China's Yutu 2 rover has been in operation on the lunar surface for more than 340 days, becoming the longest working rover on the moon, according to the China National Space Administration.
The administration's Lunar Exploration and Space Engineering Center said on Thursday that before Yutu 2, the record was held for over 48 years by the former Soviet Union's Lunokhod 1, which was carried by the Luna 17 spacecraft and landed on the moon on Nov 17, 1970.
The Soviet robotic vehicle operated on the lunar surface for 11 lunar days, or 321 Earth days, and traversed a total distance of 10.5 kilometers before ceasing operation on Oct 4, 1971.
Yutu 2, China's second lunar rover, is part of the ongoing Chang'e 4 mission.
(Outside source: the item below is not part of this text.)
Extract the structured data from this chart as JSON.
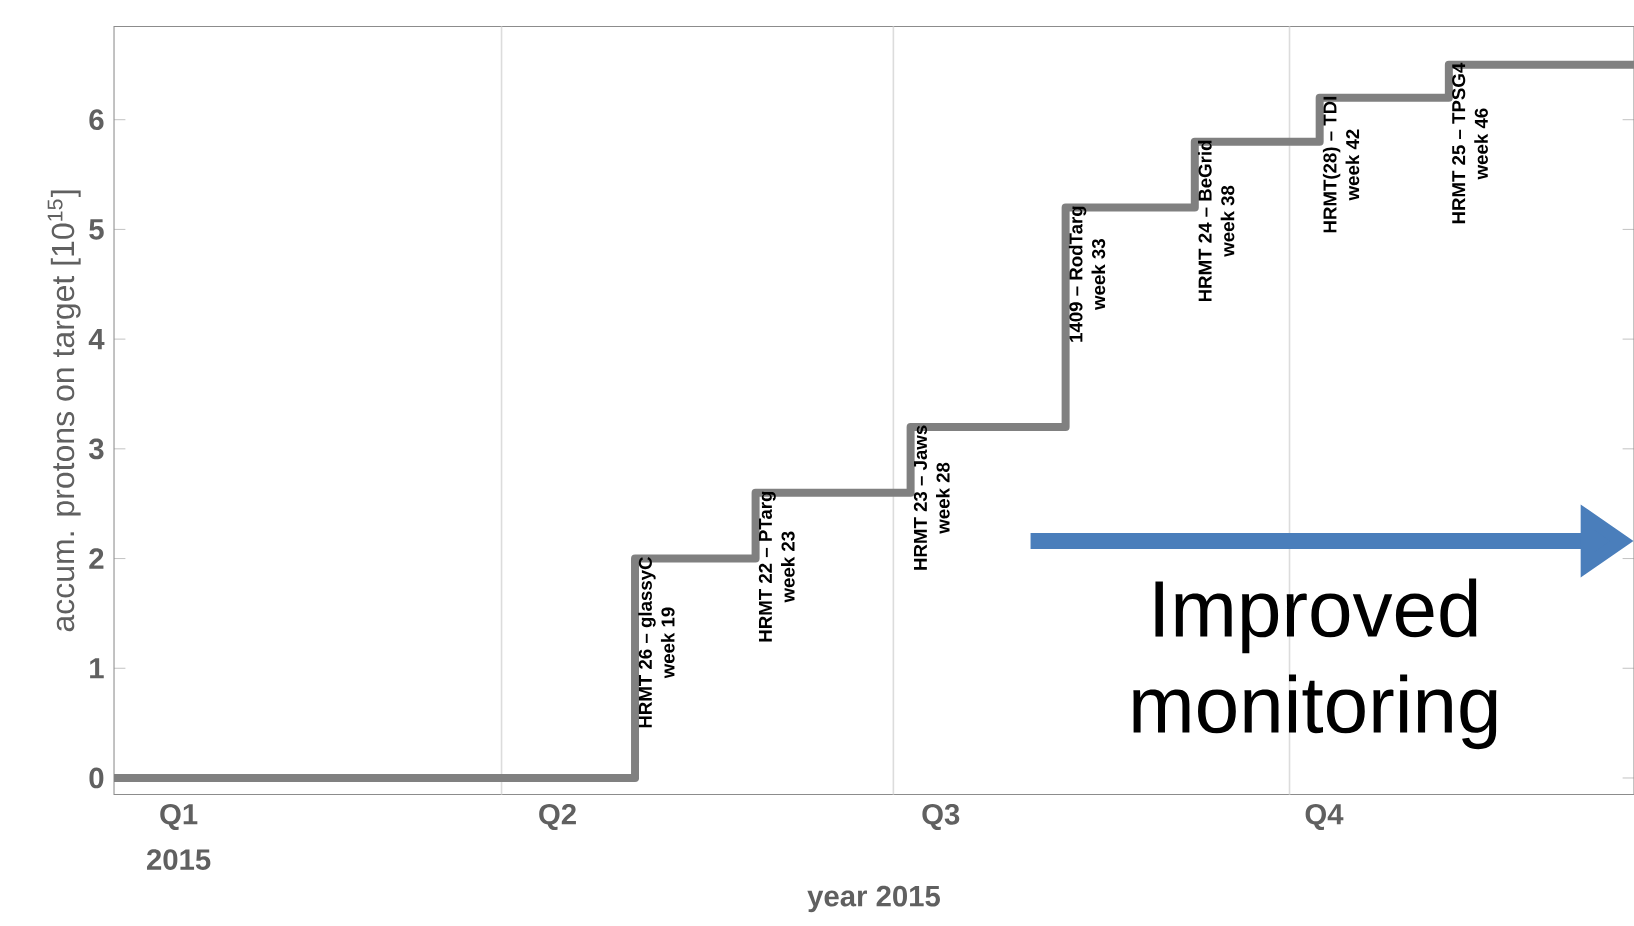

The Chang'e 4 unmanned probe was lifted atop a Long March 3B rocket in December 2018 at the Xichang Satellite Launch Center in Sichuan province to begin the country's fourth lunar exploration and the world's first expedition to the moon's far side, which never faces Earth.
The probe made a soft landing on the far side on Jan 3 and released the Yutu 2 later that day to roam and survey the landing site in the South Pole-Aitken basin, the largest and deepest known basin in the solar system.
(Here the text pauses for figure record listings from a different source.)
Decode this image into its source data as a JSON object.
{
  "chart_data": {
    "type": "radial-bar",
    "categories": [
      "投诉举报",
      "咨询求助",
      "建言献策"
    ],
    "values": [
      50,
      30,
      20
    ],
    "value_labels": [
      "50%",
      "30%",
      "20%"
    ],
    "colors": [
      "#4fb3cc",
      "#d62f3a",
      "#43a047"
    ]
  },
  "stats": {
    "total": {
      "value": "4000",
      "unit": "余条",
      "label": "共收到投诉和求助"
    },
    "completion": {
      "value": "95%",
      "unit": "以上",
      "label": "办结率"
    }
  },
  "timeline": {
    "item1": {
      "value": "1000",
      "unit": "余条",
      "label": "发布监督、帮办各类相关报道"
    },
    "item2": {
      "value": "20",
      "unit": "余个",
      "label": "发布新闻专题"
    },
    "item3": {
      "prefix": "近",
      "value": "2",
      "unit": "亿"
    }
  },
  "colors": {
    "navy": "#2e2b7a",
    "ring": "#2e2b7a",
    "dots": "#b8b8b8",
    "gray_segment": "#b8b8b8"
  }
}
Currently, the Chang'e 4's lander and the rover are in their 12th dormancy. The Yutu 2 has traveled nearly 350 meters on the lunar soil, according to the Lunar Exploration and Space Engineering Center.
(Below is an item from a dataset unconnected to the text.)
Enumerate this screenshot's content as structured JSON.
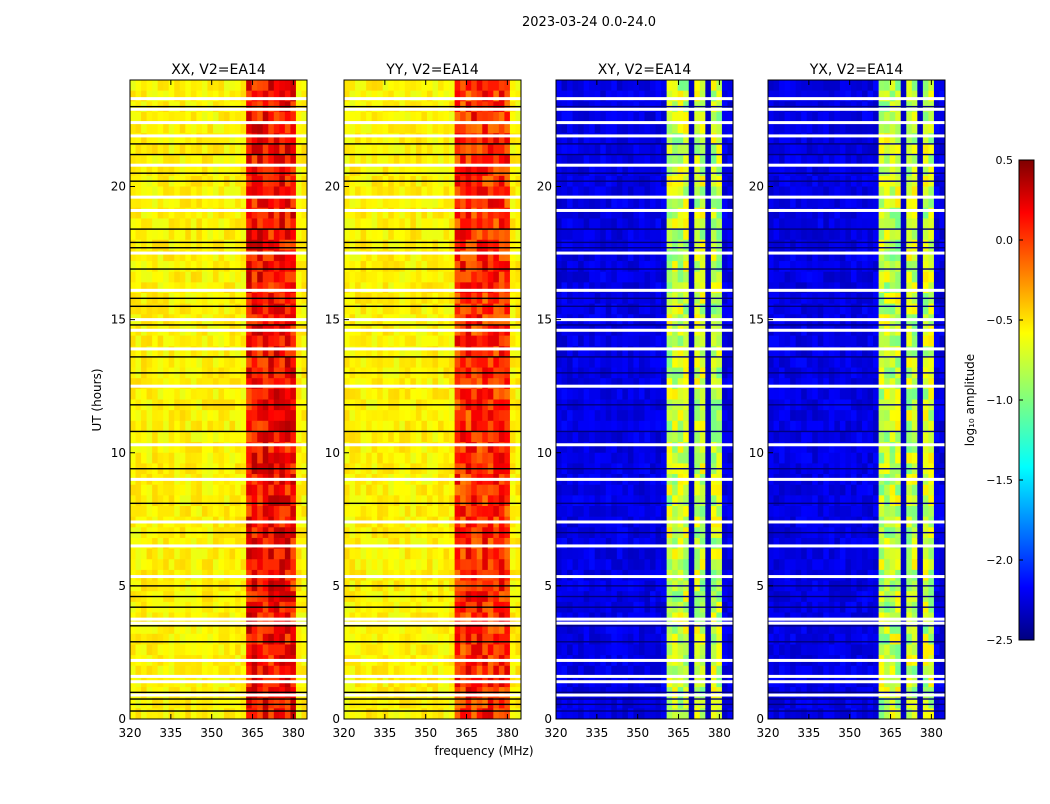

A lunar day equals 14 days on Earth-a lunar night, the same length. During the lunar night, the temperature falls below minus 180 C and there is no sunlight to provide power to the probe.
In another development, the lander of the Chang'e 3 probe, the first Chinese spacecraft to soft-land on the moon, has started its 75th lunar-day working session, which means it has been working on the moon for 2,189 Earth days and continues to hold the record for the longest operational stay by an artifact on the moon, the center said.